Bruce, of course, is committed on Saturday to an 8 pm performance of the massively successful “Springsteen On Broadway” at NYC’s Walter Kerr Theatre — and the actual fact is that Grushecky has cultivated a solid Shore fanbase that transcends the rubberneckings of Boss birdwatchers, even as the Wonder Bar’s famous streetside windows make for an always-friendly casual viewing experience. But then again, Joe is quick to admit that “we’ve got a deep repertoire of Bruce material from years of playing with him,” and, well, stranger things have certainly happened on the streets of Asbury Park, NJ.

Above all else, the occasion will present an opportunity to spotlight material from the recent release More Yesterdays than Tomorrows, the first album of new songs issued under the Houserockers brand in nearly ten years — and a project partially made possible through a crowdfunding effort, an endeavor that Grushecky cites as “how we keep up with the ways in which the business has changed.” Among the current cast of Houserockers is Grushecky’s son Johnny, a guitarist who “was making music since he was a baby…he played with Bruce when he was eight years old; he was born with The Fever…and his production skills really shaped the course of the new album.”
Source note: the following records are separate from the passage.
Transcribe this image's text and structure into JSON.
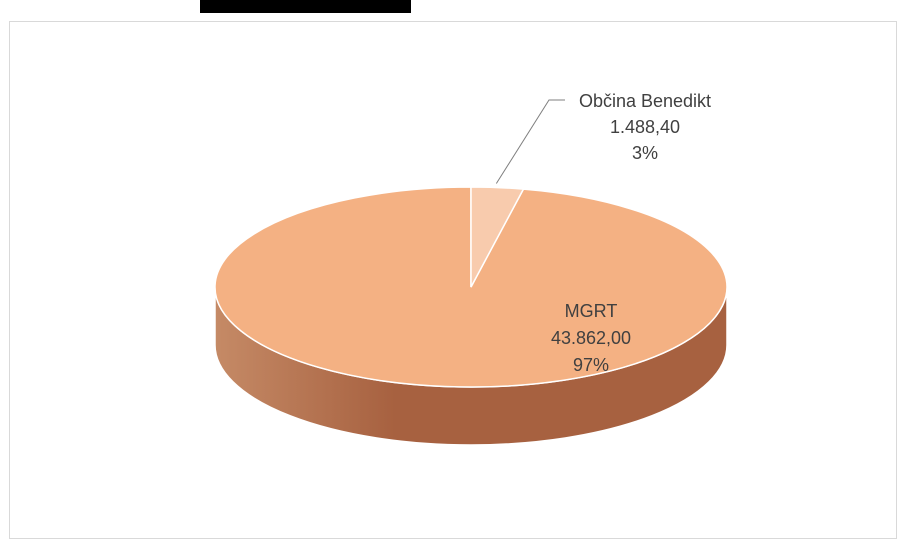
{
  "chart_data": {
    "type": "pie",
    "variant": "3d",
    "slices": [
      {
        "label": "Občina Benedikt",
        "value_text": "1.488,40",
        "percent_text": "3%",
        "value": 1488.4,
        "color": "#f8cbad"
      },
      {
        "label": "MGRT",
        "value_text": "43.862,00",
        "percent_text": "97%",
        "value": 43862.0,
        "color": "#f4b183"
      }
    ],
    "side_color_dark": "#a76140",
    "side_color_light": "#c58a66",
    "leader_line_color": "#7f7f7f"
  }
}
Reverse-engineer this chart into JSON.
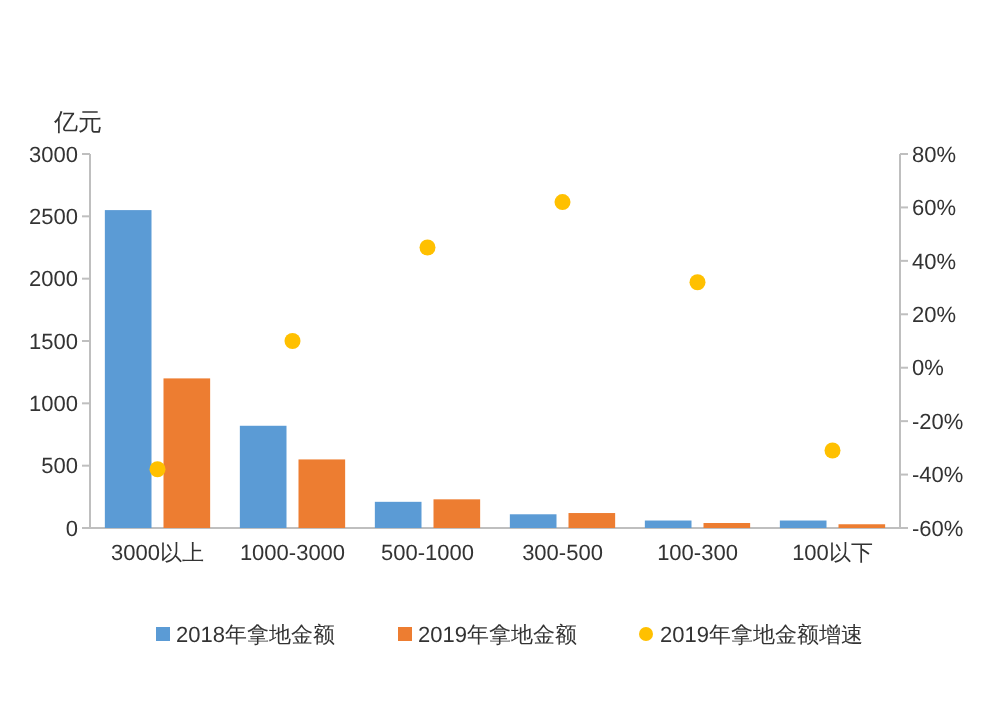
{
  "chart_data": {
    "type": "bar",
    "ylabel": "亿元",
    "categories": [
      "3000以上",
      "1000-3000",
      "500-1000",
      "300-500",
      "100-300",
      "100以下"
    ],
    "series": [
      {
        "name": "2018年拿地金额",
        "color": "#5b9bd5",
        "values": [
          2550,
          820,
          210,
          110,
          60,
          60
        ]
      },
      {
        "name": "2019年拿地金额",
        "color": "#ed7d31",
        "values": [
          1200,
          550,
          230,
          120,
          40,
          30
        ]
      },
      {
        "name": "2019年拿地金额增速",
        "color": "#ffc000",
        "type": "scatter",
        "axis": "y2",
        "x": [
          "3000以上",
          "1000-3000",
          "500-1000",
          "300-500",
          "100-300",
          "100以下"
        ],
        "values": [
          -38,
          10,
          45,
          62,
          32,
          -31
        ]
      }
    ],
    "ylim": [
      0,
      3000
    ],
    "yticks": [
      0,
      500,
      1000,
      1500,
      2000,
      2500,
      3000
    ],
    "y2lim": [
      -60,
      80
    ],
    "y2ticks": [
      {
        "value": -60,
        "label": "-60%"
      },
      {
        "value": -40,
        "label": "-40%"
      },
      {
        "value": -20,
        "label": "-20%"
      },
      {
        "value": 0,
        "label": "0%"
      },
      {
        "value": 20,
        "label": "20%"
      },
      {
        "value": 40,
        "label": "40%"
      },
      {
        "value": 60,
        "label": "60%"
      },
      {
        "value": 80,
        "label": "80%"
      }
    ],
    "legend": "bottom",
    "marker": "circle",
    "grid": false
  }
}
“If anything, I feel bad for the guys in the younger bands; what these young people have to endure these days just to get your attention, and just to make a go of it,” says the lanky veteran who, like his contemporary Springsteen, cut his teeth in the teen clubs of the 1960s, and the raucous rock clubs of the early 70s.

“We’d play four to five hours a night, several times a week,” he recalls, name-checking local Pittsburgh rooms like The Decade. “We jammed until we actually knew what we were doing…we learned lots of songs, and we didn’t have to worry about things like pay-to-play, or spending our own money on promoting the show.”
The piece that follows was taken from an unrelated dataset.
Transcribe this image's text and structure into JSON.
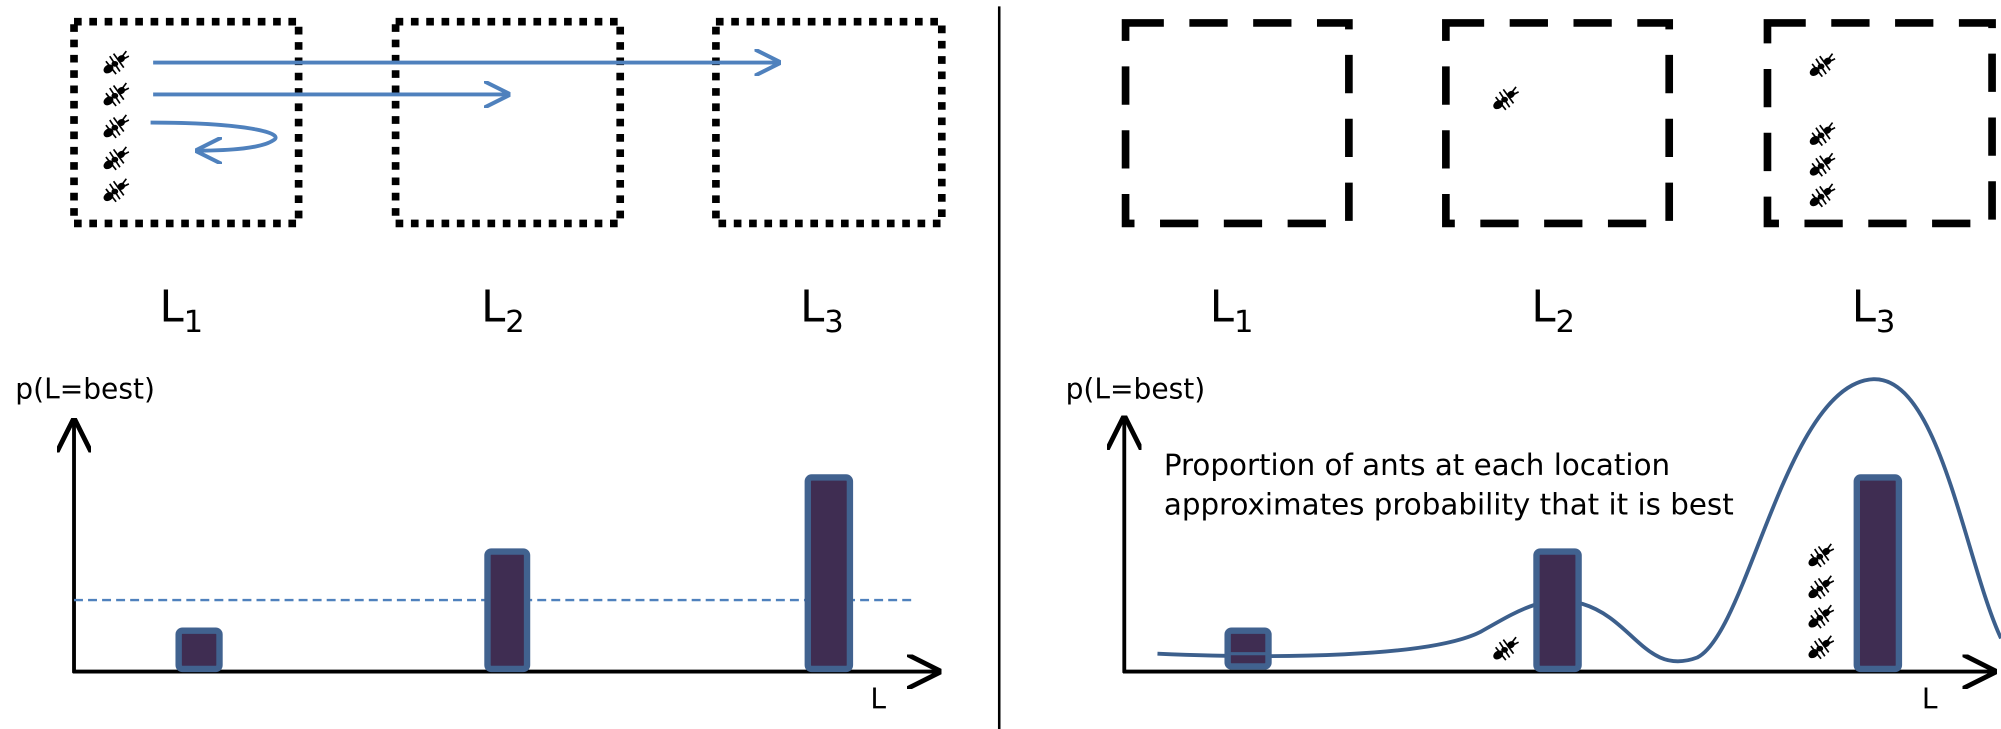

That degree of concern for the “trials and tribulations” of the younger generation is entirely in character for Grushecky, a longtime school teacher who returned to the profession following the breakup of the original Iron City Houserockers in the mid-1980s. A specialist in working with at-risk youth within the inner-city environment, he has at various times in his career taught students with Down syndrome, autism, and even schizophrenia.

“Teaching is a tough gig in general, and especially in a place that’s economically distressed,” he observes. “No funding, low pay, not much support for what we do…but we provide emotional support for a lot of these kids, and the rewards are there for the kids that we’re able to reach.”
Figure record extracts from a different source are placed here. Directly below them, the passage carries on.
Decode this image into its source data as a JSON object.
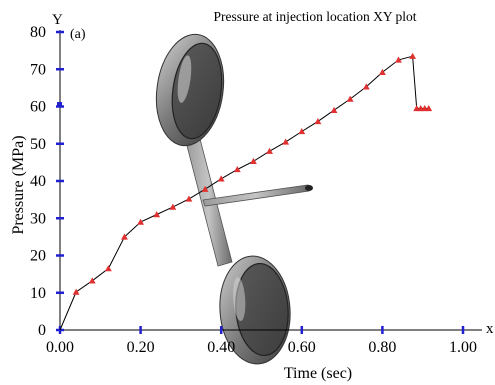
{
  "chart_data": {
    "type": "line",
    "title": "Pressure at injection location XY plot",
    "panel_label": "(a)",
    "xlabel": "Time (sec)",
    "ylabel": "Pressure (MPa)",
    "x_axis_letter": "x",
    "y_axis_letter": "Y",
    "xlim": [
      0,
      1.0
    ],
    "ylim": [
      0,
      80
    ],
    "x_ticks": [
      "0.00",
      "0.20",
      "0.40",
      "0.60",
      "0.80",
      "1.00"
    ],
    "y_ticks": [
      "0",
      "10",
      "20",
      "30",
      "40",
      "50",
      "60",
      "70",
      "80"
    ],
    "grid": false,
    "series": [
      {
        "marker": "triangle",
        "line_color": "#000000",
        "marker_color": "#e03030",
        "x": [
          0.0,
          0.04,
          0.08,
          0.12,
          0.16,
          0.2,
          0.24,
          0.28,
          0.32,
          0.36,
          0.4,
          0.44,
          0.48,
          0.52,
          0.56,
          0.6,
          0.64,
          0.68,
          0.72,
          0.76,
          0.8,
          0.84,
          0.875,
          0.885,
          0.895,
          0.905,
          0.915
        ],
        "y": [
          0.0,
          10.2,
          13.2,
          16.5,
          25.0,
          29.0,
          31.0,
          33.0,
          35.2,
          37.8,
          40.6,
          43.1,
          45.3,
          48.0,
          50.5,
          53.3,
          56.0,
          59.0,
          62.0,
          65.3,
          69.2,
          72.5,
          73.5,
          59.5,
          59.5,
          59.5,
          59.5
        ]
      }
    ]
  },
  "overlay": {
    "description_icon": "device-model-icon",
    "colors": {
      "device_dark": "#2e2e2e",
      "device_mid": "#6f6f6f",
      "device_light": "#b8b8b8",
      "axis_blue": "#2020d0"
    }
  }
}
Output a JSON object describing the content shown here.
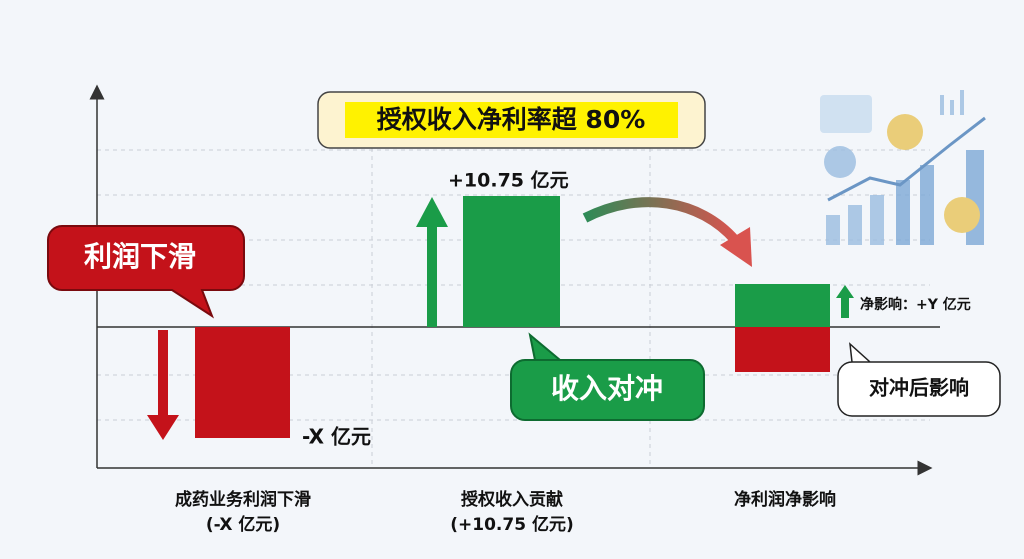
{
  "title": "授权收入净利率超 80%",
  "callouts": {
    "decline": "利润下滑",
    "offset": "收入对冲",
    "after": "对冲后影响"
  },
  "columns": [
    {
      "value_label": "-X 亿元",
      "category": "成药业务利润下滑",
      "sub": "(-X 亿元)"
    },
    {
      "value_label": "+10.75 亿元",
      "category": "授权收入贡献",
      "sub": "(+10.75 亿元)"
    },
    {
      "value_label": "净影响：+Y 亿元",
      "category": "净利润净影响"
    }
  ]
}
Here in the interlude between school sessions, the Houserockers have stepped up their activity — and “I think we sound better than ever,” says Joe of the band that maintains a characteristically strong presence in its native Pittsburgh, while regularly playing to fervent fanbases in territory that extends “from D.C. to the south; Toronto and Niagara Falls to the north; Cleveland to the west, and Asbury Park to the east.”

“It’s nice to branch out now and then; work with other people that want to share their talents…but it’s always great to come home to the boys.”

Doors open at 8 pm for the July 14, with tickets ($20 in advance) available at wonderbarasburypark.com, or at the door for $25.